Here are a few tips for finding a new game to try out in your class this year:
Know your labels. You can learn a lot from a game based on its classification. When a game is designed with a primary purpose other than entertainment, it is generally labeled a serious game. A newsgame, such as Cutthroat Capitalism, is usually related to a current event, while edutainment is a label generally given to games that are educational and typically subject-based. In the mainstream commercial market, the genre of a game will give you cues to its gameplay, while the ESRB rating can be a quick guideline for the intended age of the audience.
Seek out good advice. Online game review and community sites, such as Gamasutra and Board Game Geek, can be great places to get started, but they’re not aimed towards educational uses. Directories such as the Serious Game Classification and the Games for Change arcade are more targeted, while specialized blogs such as Grand Text Auto, Play the Past, and Terra Nova offer insight into current games and their possible uses, while conferences such as Meaningful Play, Games + Learning + Society, LEEF, and the Serious Games Summit often include presentations of new games.
Pick the right platform. Often the idea of using a game is abandoned because of limits of time, space and money. If you aren’t teaching in a computer lab, adding digital games can be daunting, and console games are an even more unlikely proposition. Similarly, using a modern commercial game is always going to be more expensive than a title produced by an independent or educational group. Choosing readily-available, free-to-download games will make it easier for students to continue to play outside of class.
Don’t overlook board games. Physical games, such as board and card games, are easy to bring into any classroom without the barriers of technology. They offer concrete opportunities to manipulate elements, and often include complex simulations. Physical games cover a wide range of concepts, from tabletop war games to pandemic response scenarios, from spurring creativity to considering ecology.

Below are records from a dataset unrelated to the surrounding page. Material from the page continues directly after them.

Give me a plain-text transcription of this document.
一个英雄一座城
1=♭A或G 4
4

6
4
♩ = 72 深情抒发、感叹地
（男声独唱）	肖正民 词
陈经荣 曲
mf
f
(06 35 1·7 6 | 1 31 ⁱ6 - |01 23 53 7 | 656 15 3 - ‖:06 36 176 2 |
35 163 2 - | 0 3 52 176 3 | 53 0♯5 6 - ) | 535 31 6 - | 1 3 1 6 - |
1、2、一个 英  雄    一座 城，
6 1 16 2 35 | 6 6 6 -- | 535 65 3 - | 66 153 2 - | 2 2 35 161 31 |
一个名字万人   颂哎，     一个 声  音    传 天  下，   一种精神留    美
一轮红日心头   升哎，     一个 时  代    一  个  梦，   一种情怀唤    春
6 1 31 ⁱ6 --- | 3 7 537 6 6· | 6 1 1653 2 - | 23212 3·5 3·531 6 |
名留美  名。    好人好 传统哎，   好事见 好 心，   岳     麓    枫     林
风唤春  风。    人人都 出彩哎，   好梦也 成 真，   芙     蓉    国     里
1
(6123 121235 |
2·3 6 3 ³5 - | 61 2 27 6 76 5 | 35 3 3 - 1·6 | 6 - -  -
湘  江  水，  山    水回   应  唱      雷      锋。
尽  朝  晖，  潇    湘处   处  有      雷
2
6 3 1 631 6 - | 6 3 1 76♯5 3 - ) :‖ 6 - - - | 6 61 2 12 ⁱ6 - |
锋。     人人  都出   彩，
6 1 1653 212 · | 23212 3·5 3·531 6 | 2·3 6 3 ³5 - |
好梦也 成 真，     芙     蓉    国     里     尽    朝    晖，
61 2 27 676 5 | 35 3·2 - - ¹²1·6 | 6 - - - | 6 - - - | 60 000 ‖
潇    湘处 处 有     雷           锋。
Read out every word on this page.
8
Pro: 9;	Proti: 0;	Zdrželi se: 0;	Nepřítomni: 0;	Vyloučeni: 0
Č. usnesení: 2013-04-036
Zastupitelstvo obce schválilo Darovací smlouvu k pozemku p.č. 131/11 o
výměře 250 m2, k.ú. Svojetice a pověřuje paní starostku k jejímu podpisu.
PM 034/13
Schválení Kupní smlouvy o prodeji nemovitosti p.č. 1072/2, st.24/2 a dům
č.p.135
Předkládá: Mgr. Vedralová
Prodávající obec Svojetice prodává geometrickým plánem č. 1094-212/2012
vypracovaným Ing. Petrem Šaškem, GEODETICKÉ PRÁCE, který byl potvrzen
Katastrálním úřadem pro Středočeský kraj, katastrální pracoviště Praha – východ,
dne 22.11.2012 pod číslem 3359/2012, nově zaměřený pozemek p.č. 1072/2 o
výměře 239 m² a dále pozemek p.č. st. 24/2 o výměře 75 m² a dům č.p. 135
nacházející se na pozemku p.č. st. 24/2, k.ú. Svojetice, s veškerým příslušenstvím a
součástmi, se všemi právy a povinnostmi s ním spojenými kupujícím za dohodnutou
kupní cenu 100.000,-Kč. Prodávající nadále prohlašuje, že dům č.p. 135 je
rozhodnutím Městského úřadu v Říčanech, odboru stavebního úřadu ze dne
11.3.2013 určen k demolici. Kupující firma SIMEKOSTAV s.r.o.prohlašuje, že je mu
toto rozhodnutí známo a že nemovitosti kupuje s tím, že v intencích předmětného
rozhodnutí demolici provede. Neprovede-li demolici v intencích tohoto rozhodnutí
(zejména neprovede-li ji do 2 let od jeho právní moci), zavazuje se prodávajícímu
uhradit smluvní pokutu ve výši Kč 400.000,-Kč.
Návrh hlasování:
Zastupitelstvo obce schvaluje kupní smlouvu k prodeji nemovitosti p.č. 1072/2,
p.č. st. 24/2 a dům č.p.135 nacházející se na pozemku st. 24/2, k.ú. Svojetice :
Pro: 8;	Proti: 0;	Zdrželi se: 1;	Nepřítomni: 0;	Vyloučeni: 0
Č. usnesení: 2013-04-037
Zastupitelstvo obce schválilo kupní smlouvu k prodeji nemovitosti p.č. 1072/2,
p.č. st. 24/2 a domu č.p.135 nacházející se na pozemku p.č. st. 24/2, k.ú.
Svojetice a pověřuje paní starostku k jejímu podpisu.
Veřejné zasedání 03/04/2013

Check out your local game shop. If you’re one the hunt for a board or card game and are lucky enough to have a game store near you, it can be a great place to learn more about specialized board and card games, and even to try them out in the company of more experienced players. Computer game stores are usually chains with few opportunities to try games out, but demos and browser-based games are easy to find.
Don’t forget your library. Some institutions are starting to amass special games collections that can be a great starting point for finding games, and others have knowledgeable librarians who can help you find something appropriate, or perhaps even get such a collection started. Your library might also have resources of space or computers available, or be able to assist you in making a game available for students to play outside of class.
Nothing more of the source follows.